Katsayı ve Genelkurmay

Katsayı ve Genelkurmay

Siyasi bir mesele Askeri ilgilendirmemeli değil mi? Ama ilgilendiriyor.
YÖK’ün 21 Temmuz’da aldığı eşit kat sayı kararı Genel kurmay istihbarat dairesi başkanlığı tarafından yakın takibe alınmış. Hazırlanan belgede önceki uygulamanın İmam Hatiplerin önünü kesmeye matuf olduğu itiraf edildikten sonra, yeni uygulamanın ülke güvenliğini tehlikeye düşüreceği belirtilmiş..
Nasıl bir ülkeysek insanlarımızın huzuruna, mutluluğuna, hatta refahına hizmet eden her şey bazıları tarafından tehlike olarak algılanıyor.
Mümkün olsa, Türkiye’yi bir hapishaneye çevirip, herkesin ağzına fermuar vuracaklar. Konuşmak bile bu ülkede yerine göre en büyük tehdittir.
Peki bunları kim yapıyor,daha birkaç ay önce başında TSK peygamber Ocağı’dır diyen bir Genel kurmay başkanının bulunduğu Askeri bürokrasi yapıyor.
Siyasete karışanı bu kurumda barındırmam diye kararlılığını heceleme yoluyla belirten bir komutanın başındaki müessese yapıyor.
Aslında katsayı rezaleti askerin millete hediyesidir. 28 Şubat’ta peygamber ocağının biricik meselesi, Peygamber kokusu gelen her şeyi yok etmekti.Onun için katsayı eşitsizliği getirildi, onun için ilk öğretim 8 yıla çıkarıldı, onun için Kuran Kurslarının önüne ilk okulu bitirme engeli konuldu, onun için başörtüsü yasağı ile Üniversiteler hapishaneye çevrildi, onun için bir hükümet son derece ahlaksızca metotlarla düşürüldü. Ortaya çıkan son belgeler bazı askerlerin askerlik mesleği dışında her işi yaptıklarını gösteriyor. Dindarları takip etmekten, hükümeti devirmek için Bizans entrikası yapmaktan PKK akıllarına bile gelmemiş. Bugün PKK bu kadar şımarmışsa, onu yok etmekle görevli olanların görevlerini hakkıyla yapmamalarından, bizi yenemiyorlar öz güvenini onlara kazandırmış olmalarındandır. Bülent Arınç bir ara iyi ki savaşa girmemişiz demişti de kıyamet kopmuştu. Siyasete bu kadar giren bir Askeri bürokrasi hangi savaştan alnının akıyla çıkabilir?

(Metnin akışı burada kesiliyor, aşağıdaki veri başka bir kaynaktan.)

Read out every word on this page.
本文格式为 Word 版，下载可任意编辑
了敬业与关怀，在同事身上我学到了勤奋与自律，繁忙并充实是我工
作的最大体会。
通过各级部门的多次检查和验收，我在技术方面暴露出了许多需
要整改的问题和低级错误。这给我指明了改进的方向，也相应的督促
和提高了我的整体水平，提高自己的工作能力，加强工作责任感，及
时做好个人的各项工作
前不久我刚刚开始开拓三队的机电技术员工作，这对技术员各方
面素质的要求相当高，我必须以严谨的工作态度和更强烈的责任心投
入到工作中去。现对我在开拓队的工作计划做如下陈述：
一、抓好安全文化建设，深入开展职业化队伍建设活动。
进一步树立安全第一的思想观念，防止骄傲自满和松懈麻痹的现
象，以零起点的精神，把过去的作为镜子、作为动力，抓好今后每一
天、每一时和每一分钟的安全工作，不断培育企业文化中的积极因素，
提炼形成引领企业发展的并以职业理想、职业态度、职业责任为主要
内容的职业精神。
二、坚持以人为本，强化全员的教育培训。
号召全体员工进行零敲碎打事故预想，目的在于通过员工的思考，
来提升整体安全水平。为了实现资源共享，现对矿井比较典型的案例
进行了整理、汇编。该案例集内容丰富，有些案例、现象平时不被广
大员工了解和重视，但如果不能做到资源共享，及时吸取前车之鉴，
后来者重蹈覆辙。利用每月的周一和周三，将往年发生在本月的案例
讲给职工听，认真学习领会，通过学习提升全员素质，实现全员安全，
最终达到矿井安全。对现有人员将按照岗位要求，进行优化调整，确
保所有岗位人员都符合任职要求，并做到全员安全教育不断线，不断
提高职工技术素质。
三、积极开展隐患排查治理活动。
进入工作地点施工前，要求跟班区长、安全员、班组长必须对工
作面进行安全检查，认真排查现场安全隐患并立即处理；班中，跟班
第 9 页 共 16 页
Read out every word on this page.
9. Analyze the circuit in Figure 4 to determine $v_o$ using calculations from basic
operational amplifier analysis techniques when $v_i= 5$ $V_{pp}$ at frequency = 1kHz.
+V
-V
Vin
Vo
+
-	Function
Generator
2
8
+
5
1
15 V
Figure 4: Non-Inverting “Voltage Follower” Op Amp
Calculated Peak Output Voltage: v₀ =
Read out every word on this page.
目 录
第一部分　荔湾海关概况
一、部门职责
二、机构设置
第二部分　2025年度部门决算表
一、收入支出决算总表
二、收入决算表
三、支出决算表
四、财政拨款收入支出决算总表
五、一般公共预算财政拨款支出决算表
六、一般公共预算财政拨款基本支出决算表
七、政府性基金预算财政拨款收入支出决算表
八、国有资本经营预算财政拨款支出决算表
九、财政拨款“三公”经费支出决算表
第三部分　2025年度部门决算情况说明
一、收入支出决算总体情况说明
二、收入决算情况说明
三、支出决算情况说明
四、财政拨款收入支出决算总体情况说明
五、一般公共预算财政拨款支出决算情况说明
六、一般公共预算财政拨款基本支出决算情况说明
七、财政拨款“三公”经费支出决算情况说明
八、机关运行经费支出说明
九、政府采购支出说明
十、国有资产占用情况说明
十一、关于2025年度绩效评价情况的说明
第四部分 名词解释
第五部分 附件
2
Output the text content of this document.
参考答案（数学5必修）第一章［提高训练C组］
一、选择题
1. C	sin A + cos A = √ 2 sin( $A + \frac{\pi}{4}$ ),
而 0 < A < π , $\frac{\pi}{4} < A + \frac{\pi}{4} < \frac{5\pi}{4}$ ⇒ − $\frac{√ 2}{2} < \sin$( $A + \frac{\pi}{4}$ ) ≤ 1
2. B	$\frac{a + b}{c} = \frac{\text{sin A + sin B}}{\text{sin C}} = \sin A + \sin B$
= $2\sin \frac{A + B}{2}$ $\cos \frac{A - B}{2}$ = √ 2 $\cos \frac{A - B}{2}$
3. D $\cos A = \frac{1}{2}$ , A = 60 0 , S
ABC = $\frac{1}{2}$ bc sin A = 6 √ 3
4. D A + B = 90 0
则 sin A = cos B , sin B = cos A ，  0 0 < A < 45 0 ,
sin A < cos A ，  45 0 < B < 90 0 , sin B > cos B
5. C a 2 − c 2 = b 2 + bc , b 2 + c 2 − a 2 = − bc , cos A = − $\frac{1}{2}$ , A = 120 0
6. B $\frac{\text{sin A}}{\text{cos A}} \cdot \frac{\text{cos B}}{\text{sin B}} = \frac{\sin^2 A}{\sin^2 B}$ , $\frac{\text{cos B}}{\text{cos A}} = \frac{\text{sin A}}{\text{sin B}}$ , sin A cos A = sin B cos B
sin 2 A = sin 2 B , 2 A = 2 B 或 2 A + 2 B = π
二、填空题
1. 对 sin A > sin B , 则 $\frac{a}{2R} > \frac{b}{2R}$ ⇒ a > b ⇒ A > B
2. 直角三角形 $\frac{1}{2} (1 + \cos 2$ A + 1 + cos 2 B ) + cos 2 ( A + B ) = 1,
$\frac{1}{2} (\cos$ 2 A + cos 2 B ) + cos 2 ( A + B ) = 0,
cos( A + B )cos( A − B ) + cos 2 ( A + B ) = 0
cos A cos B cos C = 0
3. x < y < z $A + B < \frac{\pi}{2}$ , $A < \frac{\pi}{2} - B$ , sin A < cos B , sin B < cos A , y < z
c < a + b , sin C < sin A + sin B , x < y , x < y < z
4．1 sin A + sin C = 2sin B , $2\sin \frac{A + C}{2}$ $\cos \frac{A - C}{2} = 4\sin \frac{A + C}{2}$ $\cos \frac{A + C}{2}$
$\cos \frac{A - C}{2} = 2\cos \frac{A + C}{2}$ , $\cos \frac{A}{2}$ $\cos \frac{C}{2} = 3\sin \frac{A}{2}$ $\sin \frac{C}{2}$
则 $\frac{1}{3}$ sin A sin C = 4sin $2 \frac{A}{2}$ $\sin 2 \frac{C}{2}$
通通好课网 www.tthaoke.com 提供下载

Milleti uğraştıran, siyaset kurumunun ayaklarına dolanan hangi problemle karşılaşsanız, altında mutlaka darbeci askerler çıkıyor. Milletin ciğerine saplanan her ihanet hançerinde mutlaka darbecilerin eli var. Eskiden Fetvayı Şeyh-ül İslam’lar verirdi, şimdi fetvayı yüksek Yargı veriyor. El ele,kol kola ülkeyi felakete götürüyorlar.
Bu ihanet oyununun bitmesi toplumun şuuruna bağlıdır. Sadece siyasetçilerin dirayeti bu kangrenleşmiş problemi çözmeye yetmez. Milletçe bu ihanet şebekelerinin karşısına dikilmek hem bir iman hem de bir vatan borcudur. Kimse kimsenin efendisi değildir. Milletin ırzını, namusunu, vatanını korumakla mükellef olanlar işi gücü bırakıp milletin inançlarıyla uğraşamazlar. 28 Şubat’tan beri arkasında darbecilerin bulunduğu tüm düzenlemelerin hedefi bu milletin inançları, dolayısıyla bizzat kendisidir. Bir millet kanıyla, canıyla beslediği Askerler tarafından yok edilmeye çalışılıyor. Buna en başta askerlik mesleğine saygısı olan, üniformasını milleti için taşıyan askerlerin karşı çıkması gerekir. Milletin inançlarını hedef alan her hamle, dönüp dolaşıp askerin itibarını vurmaktadır. Kimse Ordu’nun peygamber ocağı olmasını beklemiyor, öyle olmadığını da biliyor zaten. Asker görevini yapsın, içindeki demokrasi düşmanlarını temizlesin yeter. Yoksa bunu bu millet er geç yapacaktır.